What's the purpose of a loc line reducer?

[I_Got_Crabs]

I am having trouble finding an answer to this. I am looking into getting a 3/4" to 1/2" splitter and reducer (pic below) so that I can reuse parts from a previous system on my new build.

1) Will this reduce my flow? Intuitively, I think together two 1/2" is still 1" which is bigger than one 3/4" outlet, so I am guessing that it won't reduce flow, but fluid dynamics is not my expertise...

2) If flow is reduced, then by how much?

3) Will the reducer/splitter makes my return pump work harder? If so, is the extra wear on the pump significant enough to avoid the reducer/splitter?

4) Will the reducer\splitter add pressure to the system and increase the load/risk with my plumbing and joints?

Thanks for the help!

 

[TheHarold]

No worries about pressure, splitting a 3/4 into two 1/2 is a negligible increase. Less than that of a 90* turn. Answer to 2,3, &4 is “don’t worry about it”.

The amount of “flow” should stay almost the same, minus the almost negligible increase in head pressure caused by the splitter. However, you will be changing from a .33 inches squares output to .4 inches squared of output (going from a .75” to two .5” round outputs). So although the amount of water being put out is the same, it will be at a lower velocity.

So will have virtually no effect on GPH, but the water will exit the tubing at lower velocity. If “penetration” is what you want, you will have less.

I am ignoring friction and such, just keeping this a basic two dimensional answer that is easy to follow.

 

[I_Got_Crabs]

No worries about pressure, splitting a 3/4 into two 1/2 is a negligible increase. Less than that of a 90* turn. Answer to 2,3, &4 is “don’t worry about it”.

The amount of “flow” should stay almost the same, minus the almost negligible increase in head pressure caused by the splitter. However, you will be changing from a .33 inches squares output to .4 inches squared of output (going from a .75” to two .5” round outputs). So although the amount of water being put out is the same, it will be at a lower velocity.

So will have virtually no effect on GPH, but the water will exit the tubing at lower velocity. If “penetration” is what you want, you will have less.

I am ignoring friction and such, just keeping this a basic two dimensional answer that is easy to follow.

Thanks so much for this. Makes sense. Good to know about the penetration too. My DC return pump is way stronger than I need so I can just turn it up a bit to compensate if needed, correct?

 

[TheHarold]

Thanks so much for this. Makes sense. Good to know about the penetration too. My DC return pump is way stronger than I need so I can just turn it up a bit to compensate if needed, correct?

I’m not sure what the question is- you are asking if you turn up the power, will you get more flow?

If so, yes. And duh.

 

[I_Got_Crabs]

I’m not sure what the question is- you are asking if you turn up the power, will you get more flow?

If so, yes. And duh.

>"So although the amount of water being put out is the same, it will be at a lower velocity"

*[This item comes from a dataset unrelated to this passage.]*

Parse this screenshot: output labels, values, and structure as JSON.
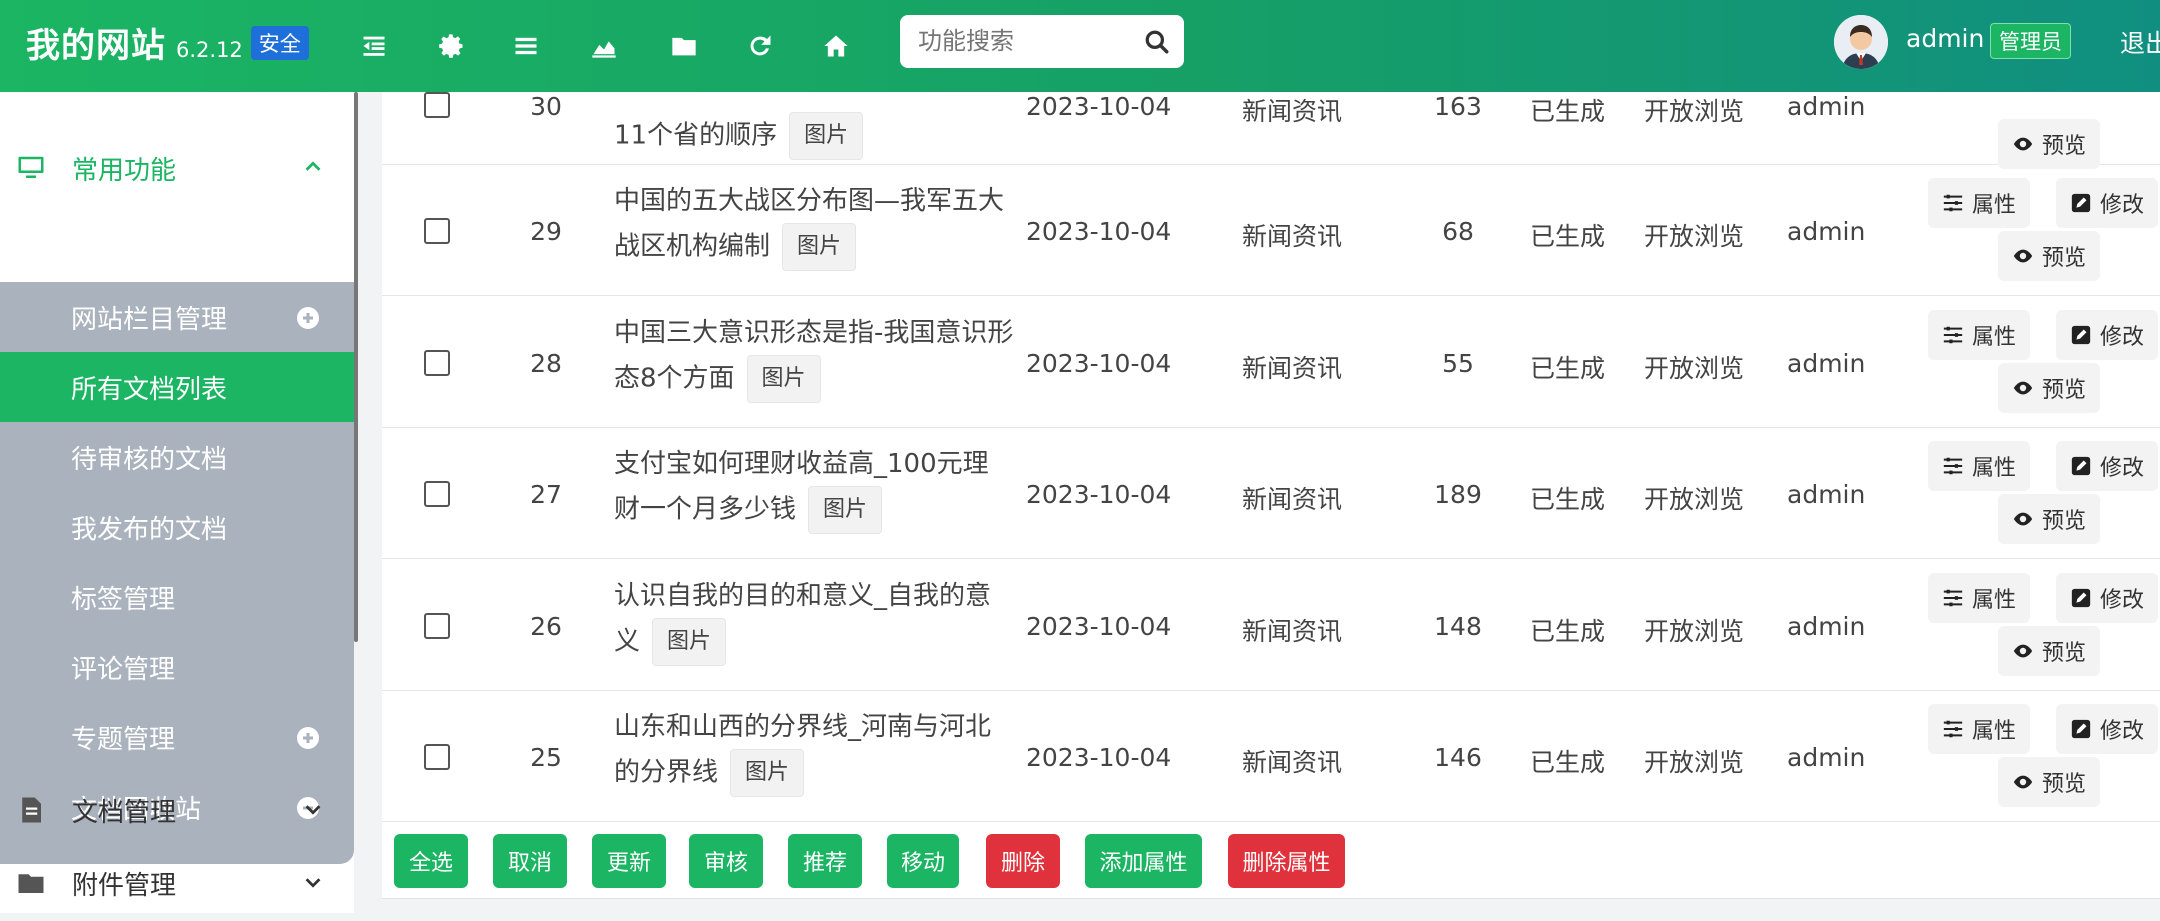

Lol I'll try again. I mean if the gph is the same but velocity of water coming out each hole is lower (because its divided), then turning up the gph will also will compensate for the velocity loss, right? In other words, the velocity loss is due to the flow being split in two rather than something like the output hole size being reduced or increased head pressure... ?

 

[TheHarold]

>"So although the amount of water being put out is the same, it will be at a lower velocity"

Lol I'll try again. I mean if the gph is the same but velocity of water coming out each hole is lower (because its divided), then turning up the gph will also will compensate for the velocity loss, right? In other words, the velocity loss is due to the flow being split in two rather than something like the output hole size being reduced or increased head pressure... ?

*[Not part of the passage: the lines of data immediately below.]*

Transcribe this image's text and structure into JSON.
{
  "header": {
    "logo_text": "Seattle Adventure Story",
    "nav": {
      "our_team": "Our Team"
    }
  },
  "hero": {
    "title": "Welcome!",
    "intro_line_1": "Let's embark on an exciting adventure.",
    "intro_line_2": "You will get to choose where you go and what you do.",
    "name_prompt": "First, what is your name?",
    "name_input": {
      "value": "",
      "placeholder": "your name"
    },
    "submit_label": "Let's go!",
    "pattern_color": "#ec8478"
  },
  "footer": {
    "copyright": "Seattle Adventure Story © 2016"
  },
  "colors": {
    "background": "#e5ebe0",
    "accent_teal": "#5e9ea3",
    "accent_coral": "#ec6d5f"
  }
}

The velocity of the output is reduced because you went to a larger output size. It is now moving a wider stream of water at a lower speed. The GPH will remain just about the same.

Increasing pump power will increase your GPH AND the velocity of the water exiting the nozzle.

 

[I_Got_Crabs]

The velocity of the output is reduced because you went to a larger output size. It is now moving a wider stream of water at a lower speed. The GPH will remain just about the same.

Increasing pump power will increase your GPH AND the velocity of the water exiting the nozzle.

Okay great. Thought so, but I don't like to assume about anything in this hobby. Thanks again for the clarification.

 

[TheHarold]

Okay great. Thought so, but I don't like to assume about anything in this hobby. Thanks again for the clarification.

But the title of the thread didnt seem to have to do with the content- the purpose of a loc-lie reducer is to split flow in two directions instead of one.